The federal government has halted election security activities and ended funding for the system that alerts state officials of election security threats across state lines, a representative of the U.S. Cybersecurity and Infrastructure Security Agency told state election officials last week.
The March 3 email, obtained exclusively by Votebeat, confirmed for secretaries of state and state election directors what they had read in news reports and noticed happening in practice: that President Donald Trump’s administration has suspended or dismantled federal support for election security, at least for now.

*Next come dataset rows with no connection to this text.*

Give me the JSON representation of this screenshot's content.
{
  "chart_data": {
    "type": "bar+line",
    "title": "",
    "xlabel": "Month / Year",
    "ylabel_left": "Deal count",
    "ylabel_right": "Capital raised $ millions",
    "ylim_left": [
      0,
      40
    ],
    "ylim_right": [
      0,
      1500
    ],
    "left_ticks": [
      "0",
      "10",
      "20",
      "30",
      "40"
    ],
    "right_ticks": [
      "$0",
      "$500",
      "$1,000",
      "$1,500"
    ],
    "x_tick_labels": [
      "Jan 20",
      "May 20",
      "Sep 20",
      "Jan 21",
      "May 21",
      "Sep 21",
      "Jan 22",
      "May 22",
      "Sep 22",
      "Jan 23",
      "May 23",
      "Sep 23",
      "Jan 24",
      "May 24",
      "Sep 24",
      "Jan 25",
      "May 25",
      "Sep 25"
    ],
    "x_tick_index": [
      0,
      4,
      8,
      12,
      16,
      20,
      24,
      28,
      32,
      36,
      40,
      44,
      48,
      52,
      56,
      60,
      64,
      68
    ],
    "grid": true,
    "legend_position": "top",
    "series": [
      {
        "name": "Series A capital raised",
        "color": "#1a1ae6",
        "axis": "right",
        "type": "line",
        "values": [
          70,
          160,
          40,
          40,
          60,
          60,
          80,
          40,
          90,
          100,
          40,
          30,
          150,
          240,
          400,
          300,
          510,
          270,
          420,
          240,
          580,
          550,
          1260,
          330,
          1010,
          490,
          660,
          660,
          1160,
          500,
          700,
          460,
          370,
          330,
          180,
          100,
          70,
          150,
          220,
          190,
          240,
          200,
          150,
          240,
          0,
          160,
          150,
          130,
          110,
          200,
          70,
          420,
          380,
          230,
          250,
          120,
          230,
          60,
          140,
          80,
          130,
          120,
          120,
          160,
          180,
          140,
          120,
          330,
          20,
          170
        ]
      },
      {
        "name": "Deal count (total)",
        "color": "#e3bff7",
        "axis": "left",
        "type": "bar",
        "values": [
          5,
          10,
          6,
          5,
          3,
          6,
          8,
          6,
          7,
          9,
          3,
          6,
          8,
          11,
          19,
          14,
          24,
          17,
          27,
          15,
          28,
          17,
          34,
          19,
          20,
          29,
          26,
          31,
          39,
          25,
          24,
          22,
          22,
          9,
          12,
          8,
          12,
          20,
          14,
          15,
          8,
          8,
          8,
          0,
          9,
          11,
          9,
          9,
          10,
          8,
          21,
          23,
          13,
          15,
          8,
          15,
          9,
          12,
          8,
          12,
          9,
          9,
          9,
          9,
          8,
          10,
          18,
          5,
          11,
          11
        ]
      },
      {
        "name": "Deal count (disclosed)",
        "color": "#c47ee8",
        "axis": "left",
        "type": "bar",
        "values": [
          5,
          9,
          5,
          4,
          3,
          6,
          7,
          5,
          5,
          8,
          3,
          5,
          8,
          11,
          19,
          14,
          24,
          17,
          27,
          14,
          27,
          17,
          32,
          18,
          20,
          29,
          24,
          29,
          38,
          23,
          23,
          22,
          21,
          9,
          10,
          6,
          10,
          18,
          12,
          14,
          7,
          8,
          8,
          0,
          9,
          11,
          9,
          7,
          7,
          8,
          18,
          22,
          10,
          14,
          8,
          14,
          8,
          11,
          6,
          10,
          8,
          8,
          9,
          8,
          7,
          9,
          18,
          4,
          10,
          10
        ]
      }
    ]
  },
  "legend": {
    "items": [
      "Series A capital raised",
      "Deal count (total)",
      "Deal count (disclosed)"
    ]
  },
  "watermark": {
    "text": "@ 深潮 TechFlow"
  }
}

The administration stopped funding the Election Infrastructure Information Sharing and Analysis Center, or EI-ISAC, which alerts state officials of active election threats in other states, because it “no longer supports Department priorities,” CISA’s acting chief external affairs officer, Erin Buechel Wieczorek, wrote in the email. CISA is part of the Department of Homeland Security.
CISA has also taken “appropriate actions” against employees who under the Biden administration had helped states monitor false information about elections posted on social media, Wieczorek wrote, adding that those actions were “ongoing.”
The message went to leaders at the National Association of State Election Directors and the National Association of Secretaries of State.
A spokesperson for CISA declined to comment further, or to confirm the number of employees fired. In initial cuts, in line with the administration’s goal of reducing the size of the federal government, about 130 CISA employees were terminated, according to press reports.